14,000 Trees Handed out to Students


April 30, 2011

14,000 trees handed out to students at Oregon Elementary

Saturday, April 30, 2011  08:45 PM
By JENNA GANT
ThisWeek Community Newspapers  - Johnstown

When Linda Brobeck, Oregon Elementary School principal, received a letter stating every one of her students could receive a free tree, she jumped at the chance.

She ordered 350 trees for her first- through third-graders.

"I think it's important for students to be a part of taking care of our environment," Brobeck said.
The Licking County Soil and Water Conservation District teamed up with elementary and middle schools throughout the county, including Oregon Elementary, to provide free Norway spruce tree seedlings.

In all the LCSWCD distributed 14,000 trees throughout the county.

Jim Kiracofe, district program administrator, said LCSWCD distributed the seedling trees throughout the week to promote Earth Day on April 22 and Arbor Day on April 29.

"We're trying to conserve natural resources today for our children tomorrow and this is just one little way to do it," Kiracofe said.

He said LCSWCD handed out 9,000 more seedlings this year than last year.

Sending letters to every elementary school principal helped garner more interest, Kiracofe said.
"Just by being a little more proactive, we touched based with a lot more teachers and we went from 5,000 to 14,000," he said. "I think there's a lot of interest and a lot support by the teachers just from those numbers."

The seedling trees program started more than 50 years ago, Kiracofe said, and residents still come up to him to talk about the tree seedling they received decades ago.
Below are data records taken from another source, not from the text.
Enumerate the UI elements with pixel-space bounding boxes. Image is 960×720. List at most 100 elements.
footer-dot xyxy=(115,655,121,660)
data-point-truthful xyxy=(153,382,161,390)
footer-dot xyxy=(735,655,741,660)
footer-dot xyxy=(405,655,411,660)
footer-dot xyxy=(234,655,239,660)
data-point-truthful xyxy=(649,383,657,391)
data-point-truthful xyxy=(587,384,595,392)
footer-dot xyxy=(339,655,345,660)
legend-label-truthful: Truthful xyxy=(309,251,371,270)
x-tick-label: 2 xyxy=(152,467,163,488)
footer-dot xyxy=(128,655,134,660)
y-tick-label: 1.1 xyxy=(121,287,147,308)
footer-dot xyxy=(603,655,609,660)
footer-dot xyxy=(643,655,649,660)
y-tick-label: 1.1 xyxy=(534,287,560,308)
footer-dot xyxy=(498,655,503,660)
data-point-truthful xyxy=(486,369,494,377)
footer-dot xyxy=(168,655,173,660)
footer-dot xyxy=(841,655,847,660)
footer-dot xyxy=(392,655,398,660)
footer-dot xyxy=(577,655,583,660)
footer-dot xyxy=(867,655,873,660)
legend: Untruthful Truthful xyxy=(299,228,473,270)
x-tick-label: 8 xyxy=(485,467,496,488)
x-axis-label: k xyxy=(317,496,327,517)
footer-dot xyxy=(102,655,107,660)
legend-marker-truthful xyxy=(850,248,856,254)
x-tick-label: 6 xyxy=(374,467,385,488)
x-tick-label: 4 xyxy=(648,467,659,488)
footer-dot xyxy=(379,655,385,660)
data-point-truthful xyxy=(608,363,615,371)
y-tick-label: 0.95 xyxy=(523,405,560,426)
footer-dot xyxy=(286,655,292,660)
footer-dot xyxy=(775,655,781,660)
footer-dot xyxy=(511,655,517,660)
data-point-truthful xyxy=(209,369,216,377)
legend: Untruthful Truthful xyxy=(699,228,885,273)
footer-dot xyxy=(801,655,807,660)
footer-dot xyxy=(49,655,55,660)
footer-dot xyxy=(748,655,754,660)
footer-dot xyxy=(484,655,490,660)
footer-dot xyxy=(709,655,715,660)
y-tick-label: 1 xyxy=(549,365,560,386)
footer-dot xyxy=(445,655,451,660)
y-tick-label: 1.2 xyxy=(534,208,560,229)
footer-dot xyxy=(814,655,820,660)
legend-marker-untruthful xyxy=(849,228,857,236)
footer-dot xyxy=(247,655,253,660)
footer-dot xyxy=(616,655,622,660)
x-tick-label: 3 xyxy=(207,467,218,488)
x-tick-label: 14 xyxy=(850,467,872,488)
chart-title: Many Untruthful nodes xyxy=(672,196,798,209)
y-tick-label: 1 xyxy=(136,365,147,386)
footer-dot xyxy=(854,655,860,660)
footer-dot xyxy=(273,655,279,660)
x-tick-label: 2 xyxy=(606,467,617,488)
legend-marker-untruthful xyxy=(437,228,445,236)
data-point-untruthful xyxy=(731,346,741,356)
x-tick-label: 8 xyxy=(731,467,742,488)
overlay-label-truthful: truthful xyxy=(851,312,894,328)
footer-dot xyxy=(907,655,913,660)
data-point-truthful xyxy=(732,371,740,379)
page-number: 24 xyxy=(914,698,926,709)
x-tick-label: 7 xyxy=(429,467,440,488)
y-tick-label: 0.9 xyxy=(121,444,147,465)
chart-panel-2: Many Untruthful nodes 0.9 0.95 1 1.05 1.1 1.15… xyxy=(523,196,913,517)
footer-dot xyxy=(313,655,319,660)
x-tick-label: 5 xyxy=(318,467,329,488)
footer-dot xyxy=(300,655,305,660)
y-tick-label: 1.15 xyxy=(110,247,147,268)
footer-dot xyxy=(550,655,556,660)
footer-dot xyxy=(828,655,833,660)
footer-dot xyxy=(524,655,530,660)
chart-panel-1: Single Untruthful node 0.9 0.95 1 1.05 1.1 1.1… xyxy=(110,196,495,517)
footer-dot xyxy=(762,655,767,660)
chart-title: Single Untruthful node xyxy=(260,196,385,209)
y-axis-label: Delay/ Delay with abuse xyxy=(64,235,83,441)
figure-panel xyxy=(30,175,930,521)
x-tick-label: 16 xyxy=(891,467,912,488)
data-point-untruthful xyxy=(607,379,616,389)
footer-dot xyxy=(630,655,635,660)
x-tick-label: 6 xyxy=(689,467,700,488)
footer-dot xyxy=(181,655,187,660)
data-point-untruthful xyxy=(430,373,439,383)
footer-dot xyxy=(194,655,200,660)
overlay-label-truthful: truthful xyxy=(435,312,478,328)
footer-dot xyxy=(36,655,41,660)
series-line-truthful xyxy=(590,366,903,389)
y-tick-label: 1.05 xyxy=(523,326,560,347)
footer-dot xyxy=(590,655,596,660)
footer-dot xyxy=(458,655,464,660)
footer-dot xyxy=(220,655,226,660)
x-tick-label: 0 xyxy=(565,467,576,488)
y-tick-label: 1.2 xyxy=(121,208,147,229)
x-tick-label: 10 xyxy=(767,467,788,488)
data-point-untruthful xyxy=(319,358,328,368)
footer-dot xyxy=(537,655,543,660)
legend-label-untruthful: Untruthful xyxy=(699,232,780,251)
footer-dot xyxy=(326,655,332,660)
Brobeck said she remembers receiving a tree from a former student more than a decade ago, though she said Oregon Elementary hadn't participated in the program for at least seven years.

"I hope this is a tradition that continues," Brobeck said.

The students receive the trees when they are only six to 10 inches high. Kiracofe said they could grow to a height of 50 feet.

"That's really neat, too, for a little kid to plant a tree that's smaller than them and then a few years (later) that tree is going to be bigger than them," he said.

Kiracofe said it's important for residents to keep repopulating the nation's forests.
Trees occupied 98 percent of Ohio's land 200 years ago, he said, but that number decreased once people built cities and farmland.

"We took a lot of trees away and weeded it down to 12 percent timber trees in the whole state now it's about 35-38 percent forested," Kiracofe said.

That's why he believes the younger generation is perfect for increasing the green population.

"They just need a lot of nurturing and tender loving care and are taken care of properly, then they'll make a nice tree later," Kiracofe said.

Students, by planting the trees, help provide oxygen, improve water quality and beautify landscape, he said.

"It's a wonderful thing and I think it really does promote the green," Brobeck said.